Pipeline not ingesting new rows

Symptom: The pipeline runs successfully but the destination table isn't receiving new rows, even though new data exists in the source.

Possible causes and resolutions:

  • Cursor column value isn't advancing. Check whether the cursor column in the source is being updated when rows change. If the column value doesn't change when a row is modified, the connector won't detect the change. Consider using a different column, such as a last_modified timestamp that's updated on every write.
  • NULL cursor values. Rows where the cursor column is NULL are excluded from ingestion. If many rows have NULL in the cursor column, those rows are never ingested. Ensure the cursor column is populated for all rows you want to ingest.
  • Late arrival data or clock skew. If rows are written with a future timestamp, if data arrives late relative to the pipeline schedule, or if there's significant clock drift on the source, those rows might have cursor values above the current high-water mark but not yet be visible to the next run. In most cases this resolves itself on the next run.
  • Full refresh needed. If you changed the cursor column or reset the source data, perform a full refresh to reingest from the beginning. See Fully refresh target tables.

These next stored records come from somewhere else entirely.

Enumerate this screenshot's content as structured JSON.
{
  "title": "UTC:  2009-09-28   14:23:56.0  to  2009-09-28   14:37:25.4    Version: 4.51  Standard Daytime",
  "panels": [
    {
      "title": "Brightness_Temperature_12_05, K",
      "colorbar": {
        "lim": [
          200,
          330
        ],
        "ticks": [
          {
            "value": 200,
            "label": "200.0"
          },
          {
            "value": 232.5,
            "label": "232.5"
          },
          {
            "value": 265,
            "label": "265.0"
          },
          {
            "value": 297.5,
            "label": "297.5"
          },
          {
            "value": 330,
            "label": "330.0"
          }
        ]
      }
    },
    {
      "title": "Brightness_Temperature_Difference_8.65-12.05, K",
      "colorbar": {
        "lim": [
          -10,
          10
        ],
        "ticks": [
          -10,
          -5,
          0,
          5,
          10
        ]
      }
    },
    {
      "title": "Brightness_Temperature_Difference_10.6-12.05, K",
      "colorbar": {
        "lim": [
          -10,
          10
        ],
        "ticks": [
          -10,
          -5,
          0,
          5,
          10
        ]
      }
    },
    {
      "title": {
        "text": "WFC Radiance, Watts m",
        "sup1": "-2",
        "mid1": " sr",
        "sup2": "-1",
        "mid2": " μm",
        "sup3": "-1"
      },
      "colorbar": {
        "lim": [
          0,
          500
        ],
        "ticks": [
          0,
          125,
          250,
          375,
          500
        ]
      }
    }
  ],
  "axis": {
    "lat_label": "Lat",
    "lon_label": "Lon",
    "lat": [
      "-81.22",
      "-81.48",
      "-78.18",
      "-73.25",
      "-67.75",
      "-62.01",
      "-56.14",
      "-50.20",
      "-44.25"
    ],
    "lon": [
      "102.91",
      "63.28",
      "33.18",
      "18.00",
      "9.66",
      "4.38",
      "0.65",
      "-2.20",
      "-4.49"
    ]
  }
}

Deletion tracking not working

Symptom: Rows that are soft-deleted in the source are still present in the destination table after a pipeline run.

Cause: Soft-deletion tracking requires the deletion_condition parameter in your pipeline configuration. This parameter is only configurable using the API.

Resolution:

  1. Confirm that the deletion_condition parameter is set in your pipeline configuration and that its SQL expression correctly identifies soft-deleted rows. For example:

    JSON
    "deletion_condition": "deleted_at IS NOT NULL"
  2. Verify that the expression evaluates correctly against the actual data in the source table. Run the equivalent query directly against the source to confirm it returns the rows you expect to be deleted.

  3. If you recently added the deletion_condition to an existing pipeline, trigger a pipeline run and verify the destination table reflects the deletions after the run completes.

For the reference syntax of deletion_condition, see Deletion condition.